I have an R data frame with two columns. Column x categorical and column y is continuous. Here is an example:
library(dplyr) x <- c(1,1,1,1,1,1,1,2,2,2,2,2,3,3,4,4,4,4,4,4,4,4,4,4) y <- runif(length(x), 0, 1) df <- data.frame(x,x) df_sum <- df %>% group_by(x) %>% summarise(count = n())

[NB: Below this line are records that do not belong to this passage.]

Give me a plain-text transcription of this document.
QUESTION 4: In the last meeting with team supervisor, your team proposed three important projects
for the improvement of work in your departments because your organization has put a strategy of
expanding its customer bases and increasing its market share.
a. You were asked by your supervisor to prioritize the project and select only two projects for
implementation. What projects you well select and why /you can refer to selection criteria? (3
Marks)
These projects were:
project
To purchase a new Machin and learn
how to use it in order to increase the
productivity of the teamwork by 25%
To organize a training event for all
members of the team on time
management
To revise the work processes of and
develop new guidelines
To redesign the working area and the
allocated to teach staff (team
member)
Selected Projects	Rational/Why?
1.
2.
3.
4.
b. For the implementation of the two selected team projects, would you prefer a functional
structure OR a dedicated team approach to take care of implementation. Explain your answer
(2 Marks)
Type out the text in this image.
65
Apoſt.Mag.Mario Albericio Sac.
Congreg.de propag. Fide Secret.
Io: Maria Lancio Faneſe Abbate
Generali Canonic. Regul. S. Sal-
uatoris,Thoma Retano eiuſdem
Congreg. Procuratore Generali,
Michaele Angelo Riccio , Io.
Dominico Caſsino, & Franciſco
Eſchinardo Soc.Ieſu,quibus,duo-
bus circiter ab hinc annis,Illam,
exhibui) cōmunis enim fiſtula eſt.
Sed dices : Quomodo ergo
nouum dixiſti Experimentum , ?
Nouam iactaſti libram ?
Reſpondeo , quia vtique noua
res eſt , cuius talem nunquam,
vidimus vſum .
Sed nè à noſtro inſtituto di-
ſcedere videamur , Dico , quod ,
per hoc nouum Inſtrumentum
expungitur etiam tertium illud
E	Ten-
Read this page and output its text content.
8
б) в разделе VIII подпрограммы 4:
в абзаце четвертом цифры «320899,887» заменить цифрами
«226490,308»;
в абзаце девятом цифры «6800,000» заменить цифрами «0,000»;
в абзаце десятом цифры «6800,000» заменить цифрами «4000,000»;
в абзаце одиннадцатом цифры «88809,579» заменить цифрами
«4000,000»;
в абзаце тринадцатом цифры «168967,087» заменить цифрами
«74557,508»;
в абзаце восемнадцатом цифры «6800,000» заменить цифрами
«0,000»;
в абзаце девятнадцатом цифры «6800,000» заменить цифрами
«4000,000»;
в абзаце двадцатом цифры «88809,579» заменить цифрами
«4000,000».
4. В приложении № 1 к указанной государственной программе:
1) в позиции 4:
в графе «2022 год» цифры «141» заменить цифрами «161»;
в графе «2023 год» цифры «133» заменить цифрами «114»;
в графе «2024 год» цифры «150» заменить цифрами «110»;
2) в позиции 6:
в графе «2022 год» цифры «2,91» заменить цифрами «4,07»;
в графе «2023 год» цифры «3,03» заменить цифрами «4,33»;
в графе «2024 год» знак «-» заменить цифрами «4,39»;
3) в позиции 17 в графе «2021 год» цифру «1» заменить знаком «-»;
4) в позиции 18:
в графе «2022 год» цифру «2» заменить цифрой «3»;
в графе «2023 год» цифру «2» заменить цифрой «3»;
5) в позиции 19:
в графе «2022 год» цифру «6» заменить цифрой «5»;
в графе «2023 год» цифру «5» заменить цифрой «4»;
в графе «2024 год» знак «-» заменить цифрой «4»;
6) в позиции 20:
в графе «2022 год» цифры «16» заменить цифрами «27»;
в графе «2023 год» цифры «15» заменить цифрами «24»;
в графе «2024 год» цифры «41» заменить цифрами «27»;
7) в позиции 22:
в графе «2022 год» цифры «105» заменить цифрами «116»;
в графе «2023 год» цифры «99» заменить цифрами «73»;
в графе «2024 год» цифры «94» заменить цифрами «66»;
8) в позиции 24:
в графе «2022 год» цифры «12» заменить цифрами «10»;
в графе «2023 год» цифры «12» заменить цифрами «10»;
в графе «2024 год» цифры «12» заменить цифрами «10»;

Think of each categorical value, such as the identifier of a series of a particular type and y, as the values ββin this series. In the end, I want to be able to compare the selected subset of all possible series using the my_func() function.
First, I need to define "good" tuples and create interable for use in the second part of the task.
To find "good" tuples, I need to compare the number of rows for each categorical value of x in df_sum . I want to find all combinations of categorical values ββof x , where the ratio of the number of observations is between 0.9 and 1.5.
For example, x_1=7 and x_2=5 , and x_1/x_2=1.4 falls into this range. Therefore, I want to save the tuple (1,2) .
my_func(s1,s2)=my_func(s2,s1)
Therefore, I do not need to save (2,1) if I already have (1,2) . Once I have all the good tuples, I want to scroll through them and run the function my_func(s1, s2) and save (s1, s2, my_func(s1,s2)) in the data frame.
If good_tuples were a Python-like list [(1,2),...] , I would write pseudocode, for example:
for tuple in good_tuples: s1 <- df[df$x==tuple[0],'y'] s2 <- df[df$x==tuple[1],'y'] my_func(s1, s2)
Ideally, I could run the loop in parallel with something like mapply.